Spatial Awareness for Multimodal Guidance – SAM-Guide

Interacting with space is a constant challenge for Visually Impaired People (VIP) since spatial information in Humans is typically provided by vision. Sensory Substitution Devices (SSDs) have been promising Human-Machine Interfaces (HMI) to assist VIP. They re-code missing visual information as stimuli for other sensory channels. Our project redirects somehow from SSD’s initial ambition for a single universal integrated device that would replace the whole sense organ, towards common encoding schemes for multiple applications.
SAM-Guide will search for the most natural way to give online access to geometric variables that are necessary to achieve a range of tasks without eyes. Defining such encoding schemes requires selecting a crucial set of geometrical variables, and building efficient and comfortable auditory and/or tactile signals to represent them. We propose to concentrate on action-perception loops representing target-reaching affordances, where spatial properties are defined as ego-centered deviations from selected beacons.
The same grammar of cues could better help VIP to get autonomy along with a range of vital or leisure activities. Among such activities, the consortium has advances in orienting and navigating, object locating and reaching, laser shooting. Based on current neurocognitive models of human action-perception and spatial cognition, the design of the encoding schemes will lay on common theoretical principles: parsimony (minimum yet sufficient information for a task), congruency (leverage existing sensorimotor control laws), and multimodality (redundant or complementary signals across modalities). To ensure an efficient collaboration all partners will develop and evaluate their transcoding schemes based on common principles, methodology, and tools. An inclusive user-centered “living-lab” approach will ensure constant adequacy of our solutions with VIP’s needs.

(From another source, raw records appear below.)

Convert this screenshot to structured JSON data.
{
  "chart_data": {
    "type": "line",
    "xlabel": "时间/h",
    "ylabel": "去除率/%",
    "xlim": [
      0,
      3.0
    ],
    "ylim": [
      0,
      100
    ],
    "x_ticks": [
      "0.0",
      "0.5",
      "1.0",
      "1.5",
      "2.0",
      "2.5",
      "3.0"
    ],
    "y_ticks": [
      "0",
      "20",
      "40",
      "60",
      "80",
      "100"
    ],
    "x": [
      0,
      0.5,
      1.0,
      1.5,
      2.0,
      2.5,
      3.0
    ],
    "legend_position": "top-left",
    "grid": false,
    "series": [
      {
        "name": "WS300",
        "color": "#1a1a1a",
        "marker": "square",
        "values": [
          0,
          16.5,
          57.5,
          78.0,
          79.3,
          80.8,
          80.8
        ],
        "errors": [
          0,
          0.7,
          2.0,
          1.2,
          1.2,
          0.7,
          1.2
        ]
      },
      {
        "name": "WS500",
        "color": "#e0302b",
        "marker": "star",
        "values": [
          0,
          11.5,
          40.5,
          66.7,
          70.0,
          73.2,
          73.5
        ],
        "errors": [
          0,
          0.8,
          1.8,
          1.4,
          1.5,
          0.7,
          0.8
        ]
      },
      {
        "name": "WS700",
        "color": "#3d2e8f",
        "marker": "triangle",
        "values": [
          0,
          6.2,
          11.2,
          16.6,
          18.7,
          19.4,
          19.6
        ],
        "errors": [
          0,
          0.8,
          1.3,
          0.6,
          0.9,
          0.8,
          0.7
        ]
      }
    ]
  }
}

Five labs (three campuses) comprising ergonomists, neuroscientists, engineers, and mathematicians, united by their interest and experience with designing assistive devices for VIP, will duplicate, combine and share their pre-existing SSDs prototypes: a vibrotactile navigation belt, an audio-spatialized virtual guide for jogging, and an object-reaching sonic pointer. Using those prototypes, they will iteratively evaluate and improve their transcoding schemes in a 3-phase approach: First, in controlled experimental settings through augmented-reality serious games in motion capture (virtual prototyping indeed facilitates the creation of ad-hoc environments, and gaming eases the participants’ engagement). Next, spatial interaction subtasks will be progressively combined and tested in wider and more ecological indoor and outdoor environments. Finally, SAM-Guide’s system will be fully transitioned to real-world conditions through a friendly sporting event of laser-run, a novel handi-sport, which will involve each subtask.

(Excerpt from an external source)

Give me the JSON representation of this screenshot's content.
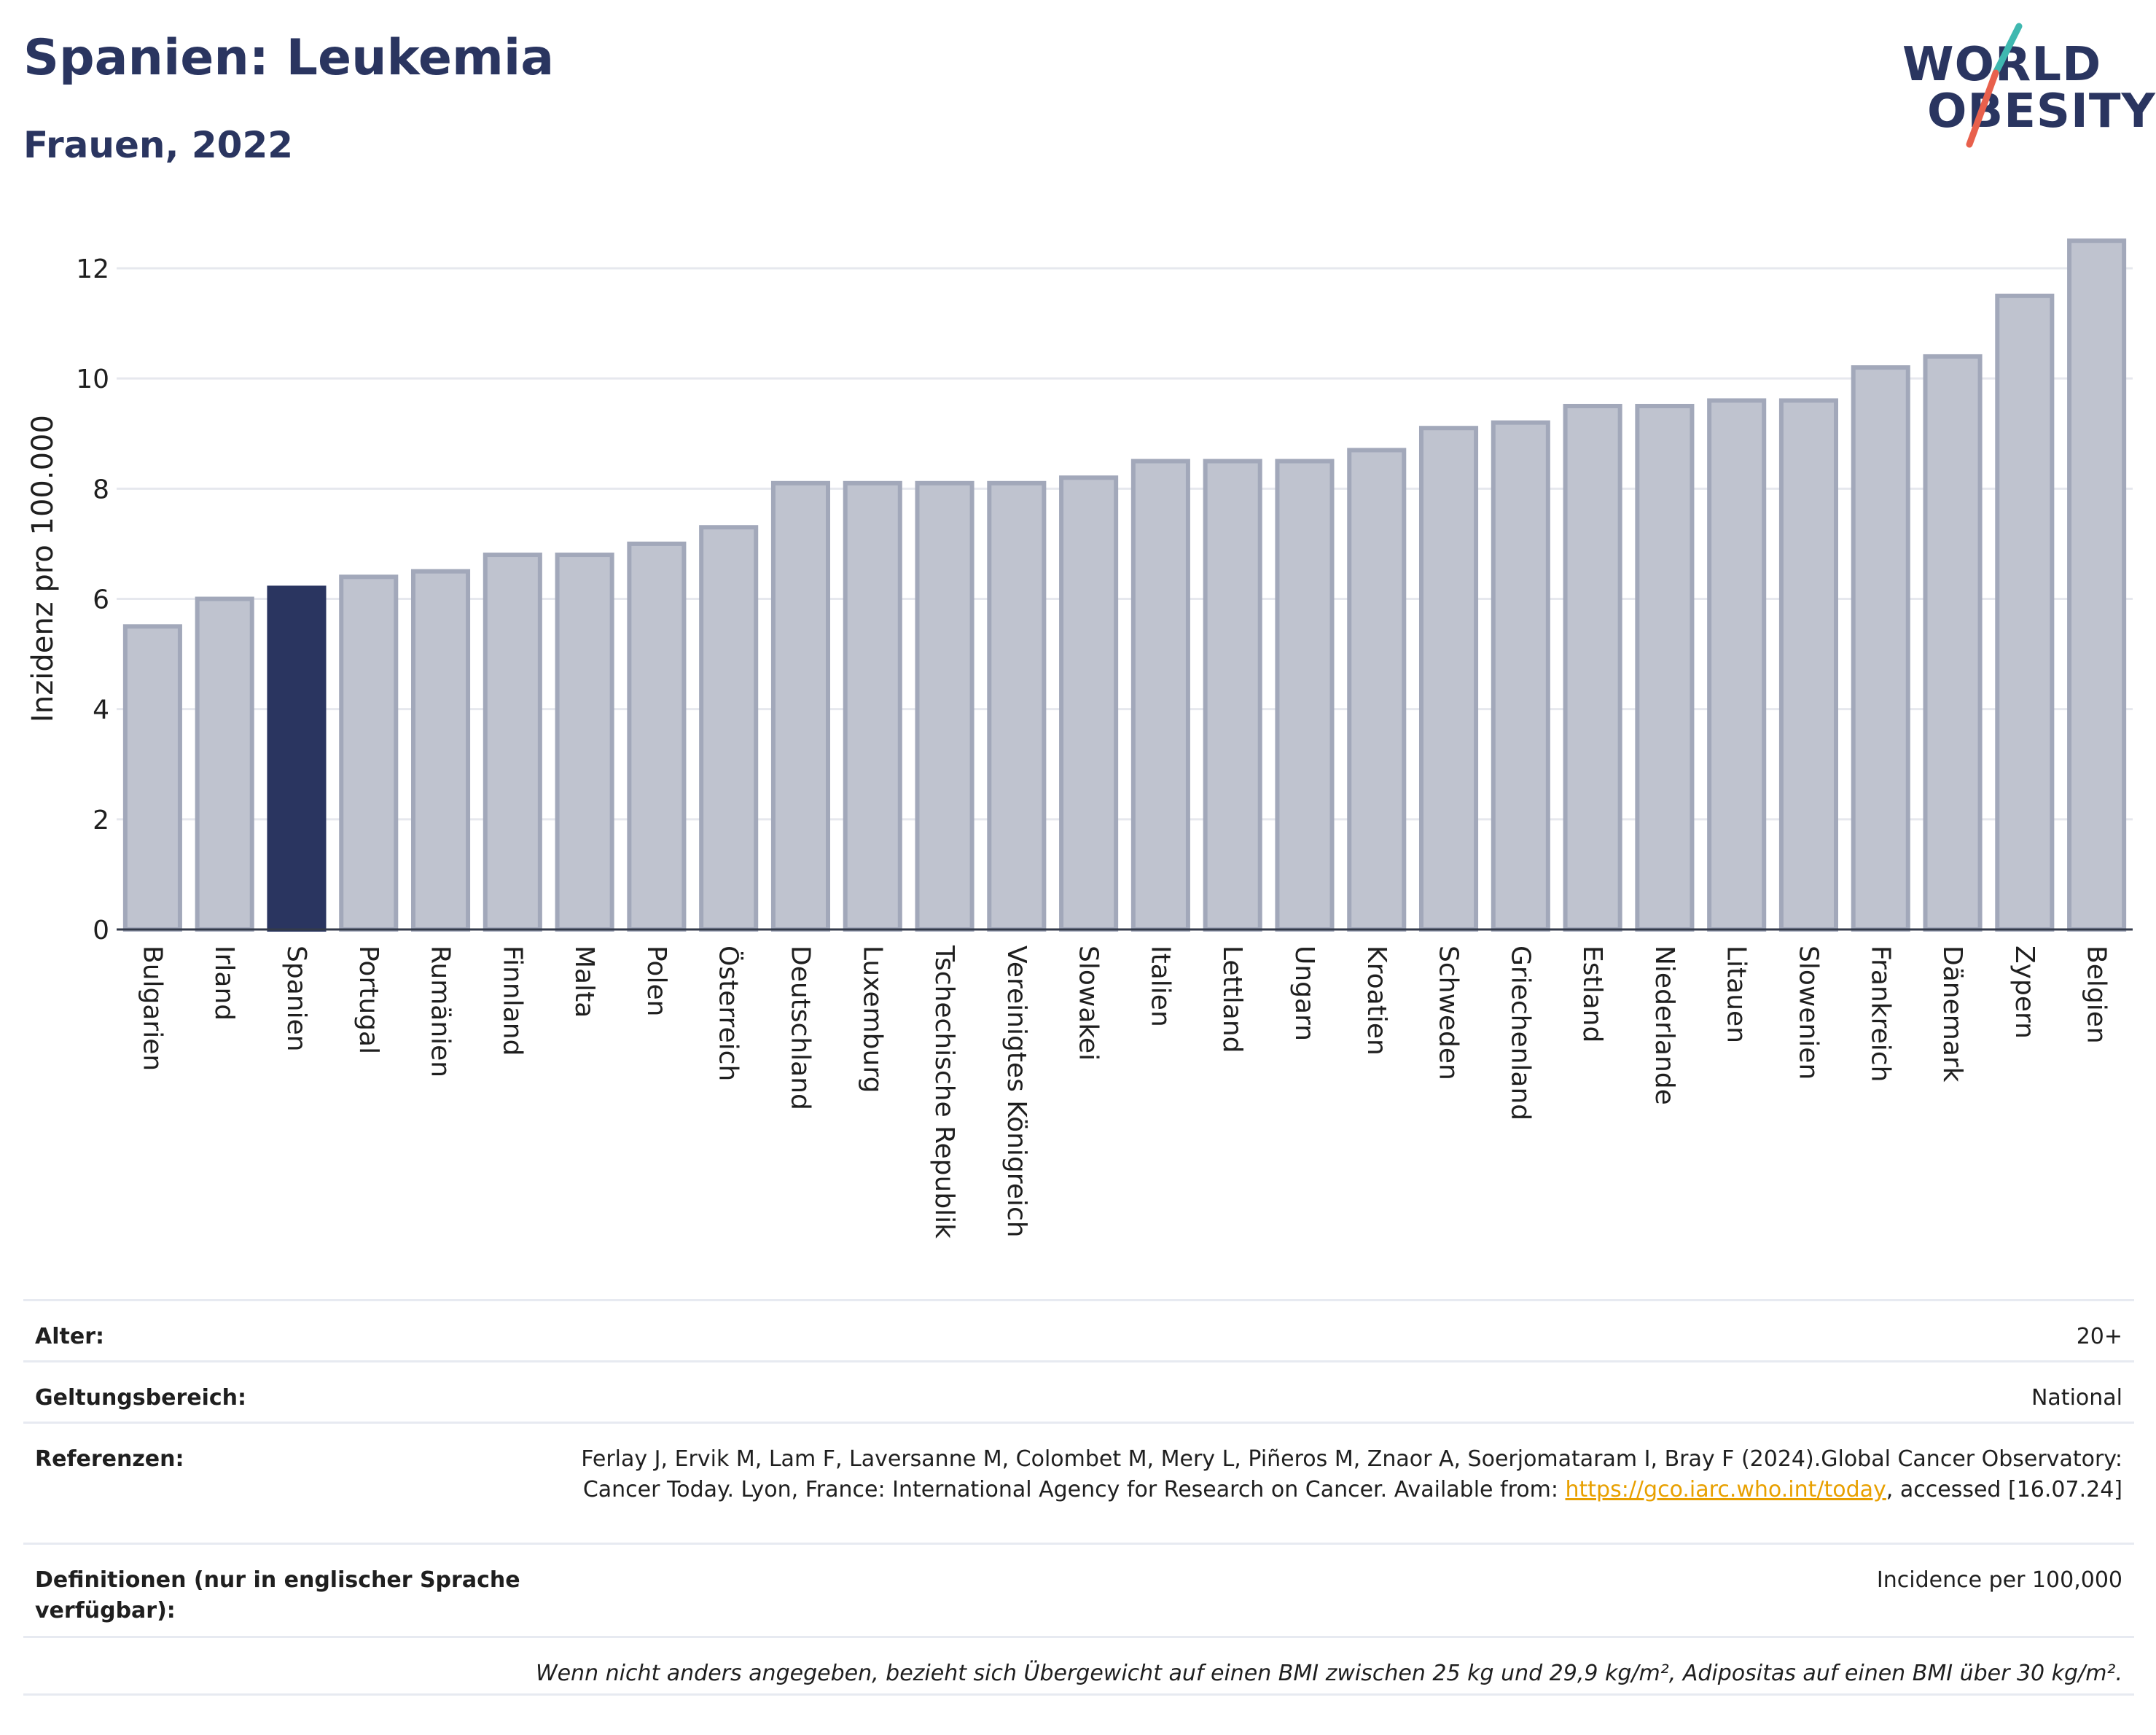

SAM-Guide will develop action-perception and spatial cognition theories relevant to nonvisual interfaces. It will provide guidelines for the efficient representation of spatial interactions to facilitate the emergence of spatial awareness in a task-oriented perspective. Our portable modular transcoding libraries are independent of hardware consideration. The principled experimental platform offered by AR games will be a tool for evaluating VIP spatial cognition, and novel strategies for mobility training. Systems and libraries will provide solutions for more VIP autonomy in indoor and outdoor activities, including sports (e.g. laser-run). SAM-Guide’s results could also contribute to industries relying on Human-Machine interactions, such as cobotics, smart prosthesis & wheelchairs, and to the development of more immersive AR or VR games. However, our primary concern is VIP’s quality of life, by increased autonomy, access to new forms of leisure, and easier participation in our society.